Audience Validation for Multi-Tenant
In multi-tenant setups, each tenant has a different client_id, making static audience validation impractical. Instead, configure the authentication to skip strict audience validation:
auth:
provider: "federation-service"
issuer: "https://federation.example.com"
strict_audience_validation: false # Multi-tenant mode
jwks_path: "/oauth/jwks"
What gets validated:
- Token signature (via JWKS)
- Issuer (must match trusted federation service)

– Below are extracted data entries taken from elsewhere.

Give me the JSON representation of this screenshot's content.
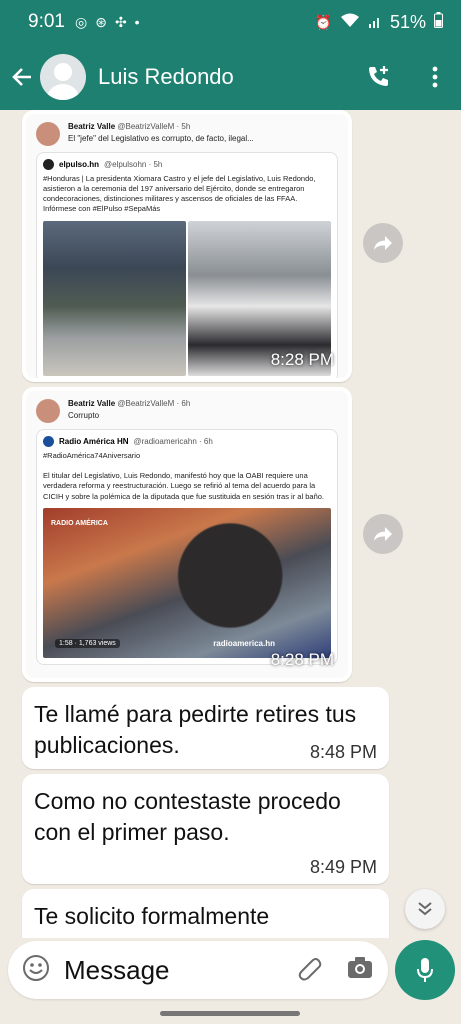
{
  "status": {
    "time": "9:01",
    "battery": "51%"
  },
  "header": {
    "contact_name": "Luis Redondo"
  },
  "images": [
    {
      "author_name": "Beatriz Valle",
      "author_handle": "@BeatrizValleM · 5h",
      "text": "El \"jefe\" del Legislativo es corrupto, de facto, ilegal...",
      "quote_name": "elpulso.hn",
      "quote_handle": "@elpulsohn · 5h",
      "quote_text": "#Honduras | La presidenta Xiomara Castro y el jefe del Legislativo, Luis Redondo, asistieron a la ceremonia del 197 aniversario del Ejército, donde se entregaron condecoraciones, distinciones militares y ascensos de oficiales de las FFAA. Infórmese con #ElPulso #SepaMás",
      "time": "8:28 PM"
    },
    {
      "author_name": "Beatriz Valle",
      "author_handle": "@BeatrizValleM · 6h",
      "text": "Corrupto",
      "quote_name": "Radio América HN",
      "quote_handle": "@radioamericahn · 6h",
      "quote_text": "#RadioAmérica74Aniversario\n\nEl titular del Legislativo, Luis Redondo, manifestó hoy que la OABI requiere una verdadera reforma y reestructuración. Luego se refirió al tema del acuerdo para la CICIH y sobre la polémica de la diputada que fue sustituida en sesión tras ir al baño.",
      "video_stats": "1:58 · 1,763 views",
      "news_tag": "RADIO AMÉRICA",
      "news_foot": "radioamerica.hn",
      "time": "8:28 PM"
    }
  ],
  "messages": [
    {
      "text": "Te llamé para pedirte retires tus publicaciones.",
      "time": "8:48 PM"
    },
    {
      "text": "Como no contestaste procedo con el primer paso.",
      "time": "8:49 PM"
    },
    {
      "text": "Te solicito formalmente",
      "time": ""
    }
  ],
  "input": {
    "placeholder": "Message"
  },
  "colors": {
    "header": "#1e8070",
    "mic": "#21917a",
    "background": "#efeae2"
  }
}
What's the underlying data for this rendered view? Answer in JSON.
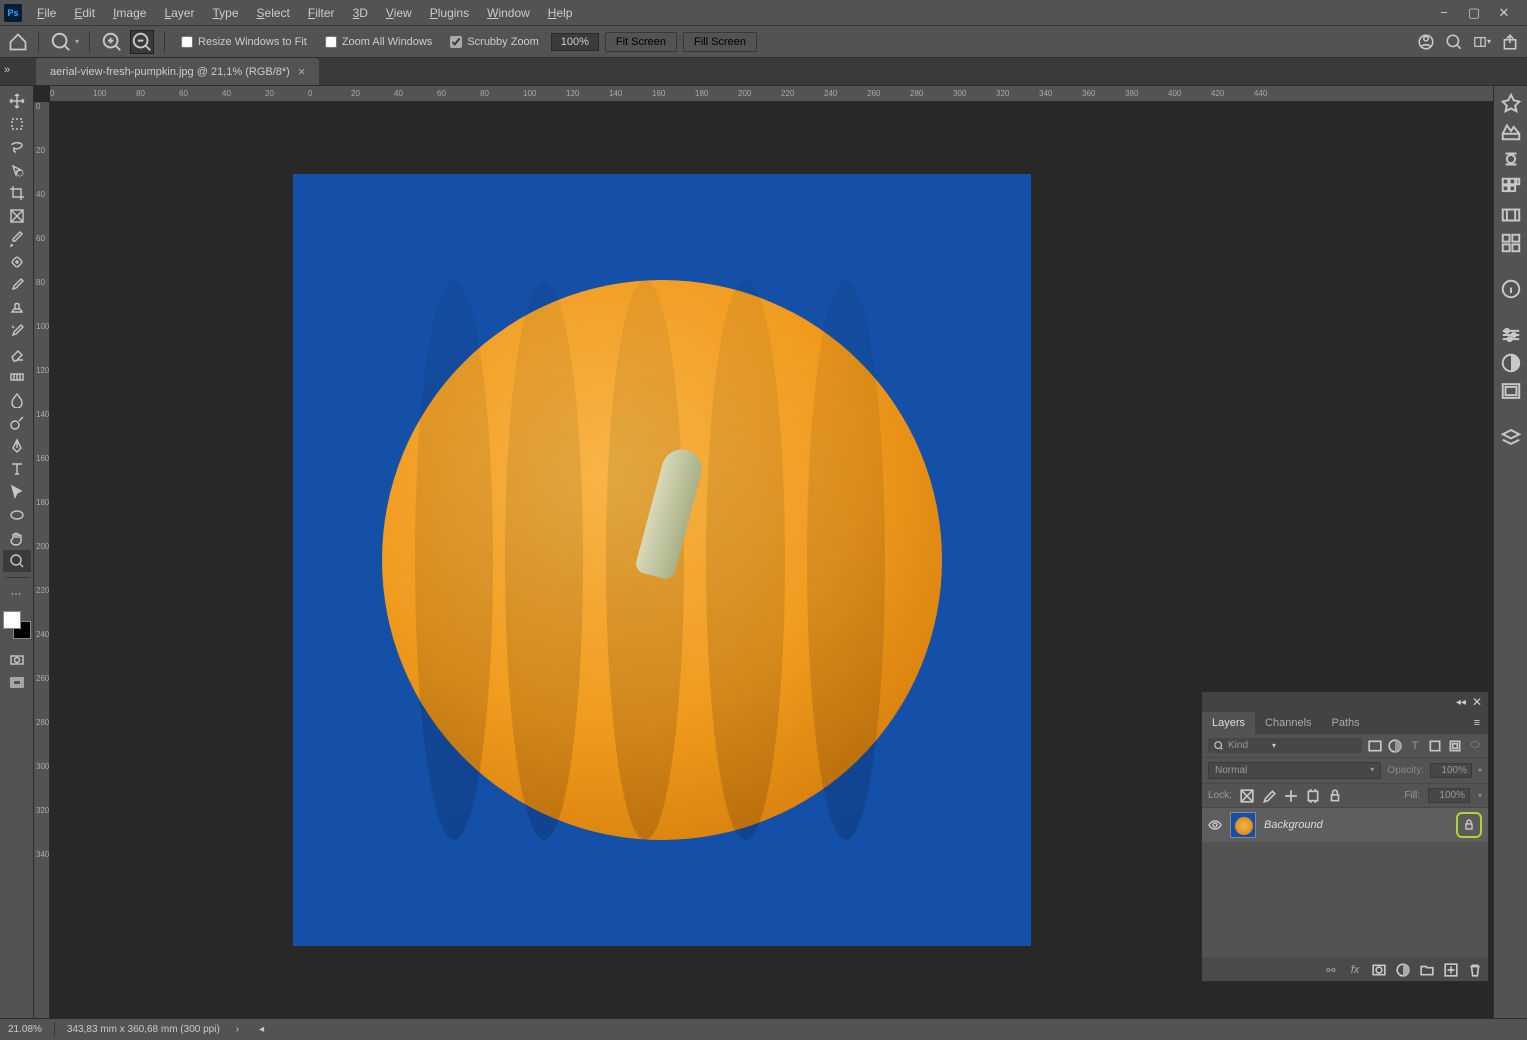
{
  "menubar": {
    "items": [
      {
        "label": "File",
        "u": "F"
      },
      {
        "label": "Edit",
        "u": "E"
      },
      {
        "label": "Image",
        "u": "I"
      },
      {
        "label": "Layer",
        "u": "L"
      },
      {
        "label": "Type",
        "u": "T"
      },
      {
        "label": "Select",
        "u": "S"
      },
      {
        "label": "Filter",
        "u": "F"
      },
      {
        "label": "3D",
        "u": "3"
      },
      {
        "label": "View",
        "u": "V"
      },
      {
        "label": "Plugins",
        "u": "P"
      },
      {
        "label": "Window",
        "u": "W"
      },
      {
        "label": "Help",
        "u": "H"
      }
    ]
  },
  "optionsbar": {
    "resize_windows": "Resize Windows to Fit",
    "zoom_all": "Zoom All Windows",
    "scrubby": "Scrubby Zoom",
    "zoom_pct": "100%",
    "fit_screen": "Fit Screen",
    "fill_screen": "Fill Screen"
  },
  "tab": {
    "title": "aerial-view-fresh-pumpkin.jpg @ 21,1% (RGB/8*)"
  },
  "ruler_h": [
    "0",
    "100",
    "80",
    "60",
    "40",
    "20",
    "0",
    "20",
    "40",
    "60",
    "80",
    "100",
    "120",
    "140",
    "160",
    "180",
    "200",
    "220",
    "240",
    "260",
    "280",
    "300",
    "320",
    "340",
    "360",
    "380",
    "400",
    "420",
    "440"
  ],
  "ruler_v": [
    "0",
    "20",
    "40",
    "60",
    "80",
    "100",
    "120",
    "140",
    "160",
    "180",
    "200",
    "220",
    "240",
    "260",
    "280",
    "300",
    "320",
    "340"
  ],
  "layers_panel": {
    "tabs": {
      "layers": "Layers",
      "channels": "Channels",
      "paths": "Paths"
    },
    "kind_label": "Kind",
    "blend_mode": "Normal",
    "opacity_label": "Opacity:",
    "opacity_value": "100%",
    "lock_label": "Lock:",
    "fill_label": "Fill:",
    "fill_value": "100%",
    "layer_name": "Background"
  },
  "statusbar": {
    "zoom": "21.08%",
    "dims": "343,83 mm x 360,68 mm (300 ppi)"
  }
}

- Expiration (token must be valid)
- Audience (skipped for multi-tenant)
Security: Signature + Issuer validation is sufficient when using a trusted IDP federation service. The federation service manages client registration, preventing unauthorized access.
CSRF Protection
The state parameter prevents cross-site request forgery attacks by ensuring the OAuth callback came from your application:
// Generate and store state parameter
state := uuid.New().String()
session.Set("oauth_state", state)
// Include in authorization URL
authURL := fmt.Sprintf("%s?state=%s&...", federationURL, state)
// Validate in callback
savedState := session.Get("oauth_state")
if savedState != receivedState {
return errors.New("CSRF attack detected")
}
Data Models
Store synced users, groups, and memberships in your database with proper tenant isolation:
User Model:
type User struct {
ID string `db:"id"`
TenantID string `db:"tenant_id"`
ExternalID string `db:"external_id"` // SCIM ID
Email string `db:"email"`
Active bool `db:"active"`
CreatedAt time.Time `db:"created_at"`
UpdatedAt time.Time `db:"updated_at"`
}
Group Model:
type Group struct {
ID string `db:"id"`
TenantID string `db:"tenant_id"`
ExternalID string `db:"external_id"` // SCIM ID
DisplayName string `db:"display_name"`
CreatedAt time.Time `db:"created_at"`
UpdatedAt time.Time `db:"updated_at"`
}
User-Group Membership:
type UserGroup struct {
UserID string `db:"user_id"`
GroupID string `db:"group_id"`
}
Conclusion
Building multi-tenant authentication requires balancing flexibility with security. Federation services simplify IDP integrations, group-based authorization works well with enterprise directories, and SCIM automates user provisioning. Not all IDPs support group claims equally, so a hybrid approach (database-backed groups for some, IDP passthrough for others) provides the best coverage.
Security isn’t a one-time thing - it needs ongoing attention, monitoring, and updates as threats evolve. The patterns here provide a solid foundation, but adapt them to your specific requirements and security posture.
Resources
- RFC 6749 - OAuth 2.0 Authorization Framework
- OpenID Connect Core 1.0
- RFC 7644 - SCIM Protocol
- Ory Polis Documentation
This guide is intended for educational purposes. Always consult official specifications (RFCs) and security best practices for production implementations.